My dad turned the ignition and the car turned over and then stalled again. Again he turned the ignition and the mighty motor roared to life only to stall again. I stood behind the seat watching my dad in the darkness as he turned off the lights to save the battery. I understood these things because my dad told me about such things; I was important. Soon the smell of gasoline filled the car, I knew the smell perhaps from an earlier lesson. “The car is flooded,” I announced.

“We will just wait awhile, and then it will start,” Dad announced. And then we heard it over the still night air through the open windows. It was very faint, but unmistakable, the sound of a train howling in the distance through the cool spring air. There was absolute silence in the car. No one was breathing, no one uttered a word or even made noise breathing. But, my dad was in charge and sat there calmly hoping the gasoline in the carburetor would evaporate. I am sure I did not know what that meant. But it was something that had to happen and we waited quietly for it to happen. But, it didn’t happen. The car starter whirled, the motor hardly coughed anymore, but simply went around. Mom was looking at Dad intently now as we heard the train whistle not as distant as before. Then we saw it, far in the distance, a faint glow of the light in the direction of the train whistle.

My dad told us to get out. All of us. His voice was tense and urgent. My mom holding my brother walked out in front of the car. I followed holding onto her skirt. My dad went to the back of the car. It began slowly, the car rocking back and forth, back and forth, as my dad pushed the car from behind. Pushing up on the front rail as far as he could then letting the car roll back until the car rolled up on the back rail, and then back down as my dad put all his strength into making the car go over the front rail. Again and again he tried, rocking the car, trying to get up enough speed to go over the rail. I told my mom she needed to help, she said nothing.

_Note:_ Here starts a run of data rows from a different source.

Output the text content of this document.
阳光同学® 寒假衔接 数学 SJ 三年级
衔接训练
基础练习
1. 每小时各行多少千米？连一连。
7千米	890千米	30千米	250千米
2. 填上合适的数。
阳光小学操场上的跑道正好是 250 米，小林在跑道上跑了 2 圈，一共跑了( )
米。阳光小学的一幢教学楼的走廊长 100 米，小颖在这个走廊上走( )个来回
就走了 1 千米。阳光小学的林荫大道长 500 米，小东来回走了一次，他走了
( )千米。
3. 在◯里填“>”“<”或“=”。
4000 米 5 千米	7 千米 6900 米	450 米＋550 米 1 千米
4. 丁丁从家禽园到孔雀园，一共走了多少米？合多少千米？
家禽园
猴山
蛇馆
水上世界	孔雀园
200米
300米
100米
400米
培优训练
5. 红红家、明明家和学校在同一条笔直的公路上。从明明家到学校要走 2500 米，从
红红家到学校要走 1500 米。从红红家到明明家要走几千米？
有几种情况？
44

And then the whistle and a light as big as the sun filling the night air with a terrifying sound. We could feel the ground starting to tremble as the train roared through the night air at us. It was not just a sound. Even at three I recognized it for the terror it was. I broke free of my mom and rushed to the back of the car, if she wouldn’t help, I would. My dad needed MY HELP. In a fraction of a second I was beside my dad, my hands on the bumper, willing to give every ounce of my strength to save us.

To my surprise my dad grabbed my arm and picked me up like a small puppy half throwing me to mom. He was yelling, he was mad at her for letting me coming to help him, telling mom to hold on to me, to not let it happen again. She did, I half-struggled, but mostly resigned myself to my fate, to be a spectator to the pending disaster.

The sound of the grou
nd shaking, the roar of the diesel, the piercing of the whistle through our beings filled us and the air around us. And the light, it was like the sun roaring down on top of us. Mom was screaming, I was yelling, my brother was crying. The world was ending as the sound and fury of the sun descended upon us.

There was no time to rock the car, my dad gave out a mighty moan, all the sounds blended together and it became daylight under the roaring sun. And my dad was on his knees behind the car his back his inches from the train roaring behind him. He was too tired and exhausted to push the car another foot to a safer distance. We stood there watching, the ground rumbling beneath our feet, the world full of clanking and rumblings the air from the train rushing past us.